Fortunately, it is easy to put peace between Google Play and App Gallery. In the Huawei store settings, you can disable Update notifications and Update automatically via Wi-Fi. When you open the Huawei App Gallery, you will be shown that there are possible updates to other applications, but they will not be updated automatically and you will not receive notifications on your mobile after installing apps from Google Play.

Notif

Many duplicate services

That mobiles with loaded customization layers have duplicate apps it is not something new. It has been happening since the beginning of Android, although this is somewhat more pronounced in the case of Huawei phones with both systems. Not so much for the applications, but for the services.

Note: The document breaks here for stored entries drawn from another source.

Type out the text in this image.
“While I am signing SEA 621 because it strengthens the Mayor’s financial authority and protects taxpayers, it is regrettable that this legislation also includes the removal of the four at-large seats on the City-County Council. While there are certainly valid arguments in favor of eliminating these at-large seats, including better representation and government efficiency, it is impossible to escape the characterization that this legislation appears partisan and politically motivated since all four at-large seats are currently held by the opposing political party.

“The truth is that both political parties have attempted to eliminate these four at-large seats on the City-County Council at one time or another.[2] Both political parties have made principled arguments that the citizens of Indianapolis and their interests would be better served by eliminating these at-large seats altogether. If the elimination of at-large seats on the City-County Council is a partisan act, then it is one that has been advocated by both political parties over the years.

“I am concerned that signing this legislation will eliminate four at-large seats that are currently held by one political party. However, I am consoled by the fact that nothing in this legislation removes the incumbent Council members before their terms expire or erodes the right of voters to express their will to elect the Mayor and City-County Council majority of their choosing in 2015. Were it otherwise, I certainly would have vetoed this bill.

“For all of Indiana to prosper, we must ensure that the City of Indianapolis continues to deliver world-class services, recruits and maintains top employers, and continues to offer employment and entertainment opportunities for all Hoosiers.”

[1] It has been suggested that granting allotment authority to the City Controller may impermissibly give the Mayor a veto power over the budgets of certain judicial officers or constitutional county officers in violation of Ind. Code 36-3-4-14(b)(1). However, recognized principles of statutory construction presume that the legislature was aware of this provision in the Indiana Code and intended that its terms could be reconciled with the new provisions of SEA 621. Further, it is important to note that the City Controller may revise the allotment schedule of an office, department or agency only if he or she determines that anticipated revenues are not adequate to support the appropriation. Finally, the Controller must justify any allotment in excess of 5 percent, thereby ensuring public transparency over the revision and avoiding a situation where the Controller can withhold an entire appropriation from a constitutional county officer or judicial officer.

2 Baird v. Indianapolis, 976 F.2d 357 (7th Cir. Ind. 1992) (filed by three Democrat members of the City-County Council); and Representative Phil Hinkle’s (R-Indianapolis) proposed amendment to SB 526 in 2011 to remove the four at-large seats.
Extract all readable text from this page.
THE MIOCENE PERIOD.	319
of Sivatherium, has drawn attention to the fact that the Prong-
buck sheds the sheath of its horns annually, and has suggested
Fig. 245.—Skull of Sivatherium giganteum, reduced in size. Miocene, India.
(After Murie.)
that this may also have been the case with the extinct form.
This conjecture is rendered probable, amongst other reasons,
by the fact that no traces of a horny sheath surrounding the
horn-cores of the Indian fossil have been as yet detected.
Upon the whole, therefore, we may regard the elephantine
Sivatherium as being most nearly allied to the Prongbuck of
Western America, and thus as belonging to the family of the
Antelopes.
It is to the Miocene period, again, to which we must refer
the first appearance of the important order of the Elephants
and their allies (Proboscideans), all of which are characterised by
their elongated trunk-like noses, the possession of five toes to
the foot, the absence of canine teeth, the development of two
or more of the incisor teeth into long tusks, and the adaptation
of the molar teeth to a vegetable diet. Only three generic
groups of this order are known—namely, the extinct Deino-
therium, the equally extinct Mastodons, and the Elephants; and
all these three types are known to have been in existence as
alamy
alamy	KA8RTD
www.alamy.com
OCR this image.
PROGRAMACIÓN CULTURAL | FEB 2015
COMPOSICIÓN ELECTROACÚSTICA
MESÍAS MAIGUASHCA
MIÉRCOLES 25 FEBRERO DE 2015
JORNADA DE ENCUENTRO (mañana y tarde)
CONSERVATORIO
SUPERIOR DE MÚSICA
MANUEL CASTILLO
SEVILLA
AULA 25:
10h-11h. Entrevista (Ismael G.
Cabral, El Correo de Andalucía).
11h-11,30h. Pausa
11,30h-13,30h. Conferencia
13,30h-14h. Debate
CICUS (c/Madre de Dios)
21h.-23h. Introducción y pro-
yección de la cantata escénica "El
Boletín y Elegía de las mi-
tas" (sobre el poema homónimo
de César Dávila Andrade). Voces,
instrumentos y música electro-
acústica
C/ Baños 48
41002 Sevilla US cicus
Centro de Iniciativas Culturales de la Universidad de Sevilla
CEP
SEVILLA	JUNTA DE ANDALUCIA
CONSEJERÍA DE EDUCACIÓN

It is normal for each manufacturer to include their own services to manage their unique functions, accounts, synchronizations, cloud storages and similar functions. Huawei already did it before, but Huawei’s pre-veto services and those that have come after are very different. Huawei has had to include in your HMS many functions that were previously in Google’s, increasing the size and resource consumption of its services.

Hms

The expected mobiles include the full suite of Google and Huawei services

Take for example Huawei Mobile Services 2.6.5.306, the latest version before the US ban. Its APK was 67.62 MB. Going back to the present, the latest version APK, Huawei Mobile Services 5.0.1.313 occupies 94 MB, 39% more. It is not an excessive number, but it is not the only application that is part of Huawei’s services and, remember, these mobiles have Google services in operation at the same time. As of today, the Google app alone occupies about 400 MB.

Beyond storage space, having two systems that do basically the same thing also means double resource consumption. Again, it is not an excessive figure and you will hardly notice a change in a current mobile, although it must also be remembered that pre-veto mobiles already have at least one year of life and in some cases they do not have much power.